Dubrovnik's walls were made for war and they are awesome to behold. Seven centuries old, they're over a meter thick, burnished rock, and fairly glow with strength. Dubrovnik has also always been wealthy. The main street and the squares are smooth marble. The city has the feel of Venice but it's built up the side of a hill so many of the alleyways rise up narrow staircases were people live in the old stone apartments. Many of the staircases are lined with lush green plants which, paired with the stone, gives the place a rich, jungly look I didn't expect.

The world visits Dubvronik. I don't think I've heard so many languages in one city at one time outside of Amsterdam, perhaps. All the European languages, plus Japanese, Chinese, the Americas, other Asian countries; India, maybe Korean. Sitting at the restaurant by the harbor I was surrounded by Spanish, Japanese, Russian, British and the waitress could deal with all but the Japanese. The restaurant was crowded and there was a queue of about a dozen couples waiting to be seated on the patio overlooking the harbor. I went to the host and asked if I could be squeezed in somewhere, and was seated with another single, a Croat in his 60's who owned a yacht and spent 40 days a year charting it, showing people around the islands. What did he do the other 315 days? "Nothing," he said, and smiled. His teeth were very white in his very tan face. "I stay in my apartment here in Dubvronik, and in the winter go to my apartment near Genoa."

The man looked happy, content, despite a lean, wiry frame that would suggest a nervous person. We talked about the coast, his English was good, and so was his French and his voice was easy and relaxed. He said that Albanian's waters were "the best," but there were just no more fish. "Every year for my birthday I take my girl and eat good fish at an excellent restaurant," he told me. "It costs one hundred eighty five Euros," he said, shaking his head. "By the sea, it's fewer expensive to eat meat."

Our food came - both of us had ordered a paella-like seafood pilaf - and thankfully he did not feel the need to chitchat during dinner. I enjoyed the mussels, prawns, and squid in the flavorful rice and listened to the languages being spoken, slapped a mosquito, and had a sip of dry Croatian wine. Finally, my new friend leaned back and lit a cigarette. "San Francisco I think is very nice," he said, and then we said goodnight.

It was 11:00 and the city's restaurants were still busy but subdued, as if the night air muffled the sound of clinking silver and glasses. Hundreds of people were wandering, like me, but it didn't feel crowded.
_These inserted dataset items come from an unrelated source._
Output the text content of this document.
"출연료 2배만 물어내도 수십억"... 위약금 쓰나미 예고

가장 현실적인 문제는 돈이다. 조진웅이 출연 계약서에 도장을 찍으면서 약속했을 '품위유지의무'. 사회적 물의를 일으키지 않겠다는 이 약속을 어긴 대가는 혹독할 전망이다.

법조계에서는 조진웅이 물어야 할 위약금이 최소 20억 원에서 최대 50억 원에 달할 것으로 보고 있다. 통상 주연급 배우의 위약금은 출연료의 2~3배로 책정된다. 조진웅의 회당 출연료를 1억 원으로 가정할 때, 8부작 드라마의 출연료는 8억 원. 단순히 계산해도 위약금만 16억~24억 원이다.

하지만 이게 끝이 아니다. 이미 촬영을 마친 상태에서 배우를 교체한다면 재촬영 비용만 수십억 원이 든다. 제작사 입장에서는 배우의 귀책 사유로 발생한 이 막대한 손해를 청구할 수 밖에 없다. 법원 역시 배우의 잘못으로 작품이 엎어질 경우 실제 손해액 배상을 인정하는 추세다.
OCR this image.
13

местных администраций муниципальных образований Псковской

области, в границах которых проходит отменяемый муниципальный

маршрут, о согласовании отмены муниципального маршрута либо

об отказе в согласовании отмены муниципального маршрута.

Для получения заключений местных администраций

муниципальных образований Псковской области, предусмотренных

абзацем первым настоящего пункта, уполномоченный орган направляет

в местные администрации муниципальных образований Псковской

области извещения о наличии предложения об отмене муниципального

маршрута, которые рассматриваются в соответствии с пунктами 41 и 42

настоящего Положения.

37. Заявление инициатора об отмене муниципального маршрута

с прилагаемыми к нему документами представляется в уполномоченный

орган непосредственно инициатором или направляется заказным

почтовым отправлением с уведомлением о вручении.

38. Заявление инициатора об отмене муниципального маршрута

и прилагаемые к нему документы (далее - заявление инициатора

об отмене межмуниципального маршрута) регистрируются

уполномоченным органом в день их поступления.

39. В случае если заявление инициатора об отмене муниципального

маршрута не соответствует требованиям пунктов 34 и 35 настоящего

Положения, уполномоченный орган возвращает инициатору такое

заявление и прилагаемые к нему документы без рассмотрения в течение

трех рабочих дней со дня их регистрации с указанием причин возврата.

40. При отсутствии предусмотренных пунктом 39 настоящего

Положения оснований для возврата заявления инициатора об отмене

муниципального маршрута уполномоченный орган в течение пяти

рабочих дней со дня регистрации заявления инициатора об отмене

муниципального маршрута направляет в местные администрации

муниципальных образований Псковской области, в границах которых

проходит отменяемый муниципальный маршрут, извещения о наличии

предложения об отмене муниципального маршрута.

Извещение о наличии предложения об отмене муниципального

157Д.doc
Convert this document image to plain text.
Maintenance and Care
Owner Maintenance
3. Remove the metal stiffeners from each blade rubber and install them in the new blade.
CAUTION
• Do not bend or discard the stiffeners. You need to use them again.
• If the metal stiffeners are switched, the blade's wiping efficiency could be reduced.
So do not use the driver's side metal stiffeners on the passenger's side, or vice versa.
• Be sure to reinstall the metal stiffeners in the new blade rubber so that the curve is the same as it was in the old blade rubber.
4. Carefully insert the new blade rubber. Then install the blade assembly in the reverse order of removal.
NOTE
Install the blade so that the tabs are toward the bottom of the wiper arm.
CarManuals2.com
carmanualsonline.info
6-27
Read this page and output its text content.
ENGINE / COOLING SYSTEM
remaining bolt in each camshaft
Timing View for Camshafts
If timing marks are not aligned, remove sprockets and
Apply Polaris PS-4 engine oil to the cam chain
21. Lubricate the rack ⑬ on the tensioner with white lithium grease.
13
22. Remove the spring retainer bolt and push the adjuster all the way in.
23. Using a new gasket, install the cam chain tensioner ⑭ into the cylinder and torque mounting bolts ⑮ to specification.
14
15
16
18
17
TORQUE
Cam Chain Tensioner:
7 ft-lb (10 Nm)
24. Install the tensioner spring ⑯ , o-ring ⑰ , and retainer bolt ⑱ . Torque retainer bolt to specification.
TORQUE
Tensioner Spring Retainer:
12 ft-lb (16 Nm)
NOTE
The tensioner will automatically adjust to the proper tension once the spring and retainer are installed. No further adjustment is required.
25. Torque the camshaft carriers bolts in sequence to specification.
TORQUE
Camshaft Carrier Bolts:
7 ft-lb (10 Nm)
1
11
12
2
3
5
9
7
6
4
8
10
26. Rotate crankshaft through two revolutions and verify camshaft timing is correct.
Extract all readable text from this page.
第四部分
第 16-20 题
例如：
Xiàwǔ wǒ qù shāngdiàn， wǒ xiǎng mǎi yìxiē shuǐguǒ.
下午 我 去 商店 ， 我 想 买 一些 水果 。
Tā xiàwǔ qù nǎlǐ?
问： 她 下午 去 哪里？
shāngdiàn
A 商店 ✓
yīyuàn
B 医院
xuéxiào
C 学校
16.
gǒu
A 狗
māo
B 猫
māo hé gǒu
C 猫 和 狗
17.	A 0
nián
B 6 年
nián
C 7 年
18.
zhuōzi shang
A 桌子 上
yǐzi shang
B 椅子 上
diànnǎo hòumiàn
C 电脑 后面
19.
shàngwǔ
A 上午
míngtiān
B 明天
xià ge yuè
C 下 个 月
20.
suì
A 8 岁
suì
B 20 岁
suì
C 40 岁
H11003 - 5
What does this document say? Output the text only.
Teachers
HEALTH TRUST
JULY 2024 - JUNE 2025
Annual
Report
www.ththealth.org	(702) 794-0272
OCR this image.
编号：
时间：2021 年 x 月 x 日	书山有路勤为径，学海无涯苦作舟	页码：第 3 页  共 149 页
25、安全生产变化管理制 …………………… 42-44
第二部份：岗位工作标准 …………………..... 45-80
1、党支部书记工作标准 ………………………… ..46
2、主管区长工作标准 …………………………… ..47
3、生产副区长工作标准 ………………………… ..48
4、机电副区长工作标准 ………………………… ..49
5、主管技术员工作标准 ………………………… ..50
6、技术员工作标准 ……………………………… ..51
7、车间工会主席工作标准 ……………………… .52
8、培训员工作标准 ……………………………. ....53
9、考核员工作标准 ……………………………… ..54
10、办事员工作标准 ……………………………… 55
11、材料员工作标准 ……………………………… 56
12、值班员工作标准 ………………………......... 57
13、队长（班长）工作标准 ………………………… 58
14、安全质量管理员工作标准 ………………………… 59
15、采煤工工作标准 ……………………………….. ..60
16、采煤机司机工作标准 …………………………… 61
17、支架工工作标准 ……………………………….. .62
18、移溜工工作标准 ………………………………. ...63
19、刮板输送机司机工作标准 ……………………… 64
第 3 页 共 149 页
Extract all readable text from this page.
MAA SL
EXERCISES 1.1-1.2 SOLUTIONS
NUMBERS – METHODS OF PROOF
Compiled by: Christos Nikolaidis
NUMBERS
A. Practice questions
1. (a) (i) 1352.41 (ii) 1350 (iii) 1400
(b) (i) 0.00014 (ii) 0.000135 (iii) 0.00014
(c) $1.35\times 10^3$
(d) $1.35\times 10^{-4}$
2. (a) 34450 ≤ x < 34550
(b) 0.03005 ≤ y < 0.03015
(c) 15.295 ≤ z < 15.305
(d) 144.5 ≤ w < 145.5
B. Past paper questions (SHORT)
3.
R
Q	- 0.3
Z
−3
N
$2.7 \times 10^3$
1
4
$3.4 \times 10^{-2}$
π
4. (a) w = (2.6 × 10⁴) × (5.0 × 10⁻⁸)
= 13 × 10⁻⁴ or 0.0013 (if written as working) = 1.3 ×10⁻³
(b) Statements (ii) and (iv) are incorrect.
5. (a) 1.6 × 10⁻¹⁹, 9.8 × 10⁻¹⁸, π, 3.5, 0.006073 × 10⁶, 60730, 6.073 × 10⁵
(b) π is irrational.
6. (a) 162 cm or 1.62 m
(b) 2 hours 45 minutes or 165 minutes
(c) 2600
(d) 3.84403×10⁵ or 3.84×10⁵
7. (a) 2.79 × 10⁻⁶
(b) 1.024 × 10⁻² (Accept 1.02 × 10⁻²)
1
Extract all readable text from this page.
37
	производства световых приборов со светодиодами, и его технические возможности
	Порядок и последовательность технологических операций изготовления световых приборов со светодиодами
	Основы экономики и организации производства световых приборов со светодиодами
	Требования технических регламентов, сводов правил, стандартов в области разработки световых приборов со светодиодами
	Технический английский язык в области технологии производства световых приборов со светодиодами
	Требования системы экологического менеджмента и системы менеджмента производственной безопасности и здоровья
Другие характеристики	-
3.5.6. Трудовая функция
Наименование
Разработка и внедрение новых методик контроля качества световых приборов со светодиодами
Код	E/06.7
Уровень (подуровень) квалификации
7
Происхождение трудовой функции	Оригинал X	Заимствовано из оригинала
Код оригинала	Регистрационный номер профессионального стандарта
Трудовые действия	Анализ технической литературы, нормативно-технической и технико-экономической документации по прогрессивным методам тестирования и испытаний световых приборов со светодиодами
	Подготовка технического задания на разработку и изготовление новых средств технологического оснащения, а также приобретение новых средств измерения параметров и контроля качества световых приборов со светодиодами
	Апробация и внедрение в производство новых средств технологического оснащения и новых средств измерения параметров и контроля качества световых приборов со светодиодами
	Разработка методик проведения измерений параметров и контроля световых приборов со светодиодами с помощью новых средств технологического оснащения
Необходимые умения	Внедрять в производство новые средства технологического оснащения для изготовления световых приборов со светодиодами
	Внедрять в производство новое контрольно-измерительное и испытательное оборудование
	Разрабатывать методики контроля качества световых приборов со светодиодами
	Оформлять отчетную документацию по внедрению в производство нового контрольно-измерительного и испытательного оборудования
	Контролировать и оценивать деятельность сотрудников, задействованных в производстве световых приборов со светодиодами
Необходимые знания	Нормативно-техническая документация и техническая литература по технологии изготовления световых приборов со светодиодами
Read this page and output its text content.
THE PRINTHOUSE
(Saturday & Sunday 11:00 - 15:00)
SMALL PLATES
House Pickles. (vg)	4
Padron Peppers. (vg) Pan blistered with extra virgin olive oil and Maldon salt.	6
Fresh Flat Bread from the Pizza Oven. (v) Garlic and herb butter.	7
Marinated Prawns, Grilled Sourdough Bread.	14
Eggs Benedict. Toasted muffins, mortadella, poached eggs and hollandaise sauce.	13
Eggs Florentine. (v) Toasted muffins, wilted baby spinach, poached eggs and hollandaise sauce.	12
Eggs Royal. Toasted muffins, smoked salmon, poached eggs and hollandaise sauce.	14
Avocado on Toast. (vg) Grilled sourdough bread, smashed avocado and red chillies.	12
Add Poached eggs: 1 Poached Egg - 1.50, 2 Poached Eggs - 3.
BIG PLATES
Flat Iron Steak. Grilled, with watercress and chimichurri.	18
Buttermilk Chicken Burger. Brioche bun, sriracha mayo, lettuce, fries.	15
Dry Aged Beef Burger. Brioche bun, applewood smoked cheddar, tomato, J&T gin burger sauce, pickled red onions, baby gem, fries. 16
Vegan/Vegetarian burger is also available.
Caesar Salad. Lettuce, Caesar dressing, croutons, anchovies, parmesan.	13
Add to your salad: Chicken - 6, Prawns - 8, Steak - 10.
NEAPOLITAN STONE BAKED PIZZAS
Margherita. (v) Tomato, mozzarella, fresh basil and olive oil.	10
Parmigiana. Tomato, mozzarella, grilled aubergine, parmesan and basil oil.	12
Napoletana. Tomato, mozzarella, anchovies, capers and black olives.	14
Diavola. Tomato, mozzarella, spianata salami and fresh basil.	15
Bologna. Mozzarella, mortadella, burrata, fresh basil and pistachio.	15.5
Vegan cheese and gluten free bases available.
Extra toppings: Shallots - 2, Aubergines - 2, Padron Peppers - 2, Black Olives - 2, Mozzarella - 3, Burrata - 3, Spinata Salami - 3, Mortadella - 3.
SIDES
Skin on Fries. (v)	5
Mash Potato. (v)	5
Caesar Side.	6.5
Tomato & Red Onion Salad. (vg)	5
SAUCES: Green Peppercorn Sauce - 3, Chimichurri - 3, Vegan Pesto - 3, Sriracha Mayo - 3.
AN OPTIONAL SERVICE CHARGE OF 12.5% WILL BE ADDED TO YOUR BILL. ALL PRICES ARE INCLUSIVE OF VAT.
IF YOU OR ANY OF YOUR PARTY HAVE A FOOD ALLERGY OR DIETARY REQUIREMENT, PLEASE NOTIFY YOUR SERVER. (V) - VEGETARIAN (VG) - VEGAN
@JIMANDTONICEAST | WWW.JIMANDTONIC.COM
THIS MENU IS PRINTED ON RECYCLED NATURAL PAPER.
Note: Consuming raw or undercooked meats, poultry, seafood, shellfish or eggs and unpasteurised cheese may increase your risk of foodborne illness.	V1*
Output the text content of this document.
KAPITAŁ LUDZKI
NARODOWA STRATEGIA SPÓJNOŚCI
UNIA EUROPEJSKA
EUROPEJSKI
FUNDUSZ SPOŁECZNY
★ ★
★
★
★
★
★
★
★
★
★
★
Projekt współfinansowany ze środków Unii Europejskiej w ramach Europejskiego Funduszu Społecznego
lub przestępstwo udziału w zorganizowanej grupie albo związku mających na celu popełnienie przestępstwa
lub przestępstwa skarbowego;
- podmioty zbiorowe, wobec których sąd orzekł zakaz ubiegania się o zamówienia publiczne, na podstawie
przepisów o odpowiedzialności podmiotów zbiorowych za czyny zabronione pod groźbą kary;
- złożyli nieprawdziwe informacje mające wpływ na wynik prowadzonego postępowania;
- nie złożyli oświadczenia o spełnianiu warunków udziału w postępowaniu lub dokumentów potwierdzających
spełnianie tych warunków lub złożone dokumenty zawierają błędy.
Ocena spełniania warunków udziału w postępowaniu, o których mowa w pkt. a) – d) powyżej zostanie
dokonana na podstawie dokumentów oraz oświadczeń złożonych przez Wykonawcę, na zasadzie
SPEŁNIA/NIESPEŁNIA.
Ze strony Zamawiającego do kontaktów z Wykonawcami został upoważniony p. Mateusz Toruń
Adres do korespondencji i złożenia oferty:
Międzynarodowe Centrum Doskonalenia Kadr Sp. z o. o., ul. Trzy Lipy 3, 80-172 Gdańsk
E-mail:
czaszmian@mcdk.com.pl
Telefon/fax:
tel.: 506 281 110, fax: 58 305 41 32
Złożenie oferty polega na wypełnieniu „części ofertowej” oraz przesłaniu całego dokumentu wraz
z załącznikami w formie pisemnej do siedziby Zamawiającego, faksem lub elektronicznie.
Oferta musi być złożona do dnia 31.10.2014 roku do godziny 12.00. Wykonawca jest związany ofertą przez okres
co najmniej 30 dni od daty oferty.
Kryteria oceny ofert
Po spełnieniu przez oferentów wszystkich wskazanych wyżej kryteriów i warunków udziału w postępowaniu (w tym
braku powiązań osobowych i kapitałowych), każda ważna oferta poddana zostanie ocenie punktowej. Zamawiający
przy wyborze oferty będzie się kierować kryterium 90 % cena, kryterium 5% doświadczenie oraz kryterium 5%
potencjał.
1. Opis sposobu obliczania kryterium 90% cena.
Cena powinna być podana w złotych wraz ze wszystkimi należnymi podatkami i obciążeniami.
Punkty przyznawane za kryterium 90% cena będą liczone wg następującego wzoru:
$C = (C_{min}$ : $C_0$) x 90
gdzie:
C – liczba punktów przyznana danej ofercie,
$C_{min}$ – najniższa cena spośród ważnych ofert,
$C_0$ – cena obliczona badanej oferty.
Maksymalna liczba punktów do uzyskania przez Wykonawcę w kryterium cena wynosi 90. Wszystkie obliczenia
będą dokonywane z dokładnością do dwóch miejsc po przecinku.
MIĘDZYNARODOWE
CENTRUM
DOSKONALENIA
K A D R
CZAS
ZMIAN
I ducked up an alleyway and walked along the big walls, then came down another alleyway staircase past contented cats sitting on tiny porches, past the open windows of apartment dwellers washing dishes, watching television, a couple playing cards half outside of the doorway to get some air.

I lingered, and then thought of those 600 steps. The city is surprisingly small and I was across it in five minutes, stepping up and up and up to my apartment-zimmer-room, creeping in like a teenage daughter late from a date, not wanting to wake the parents.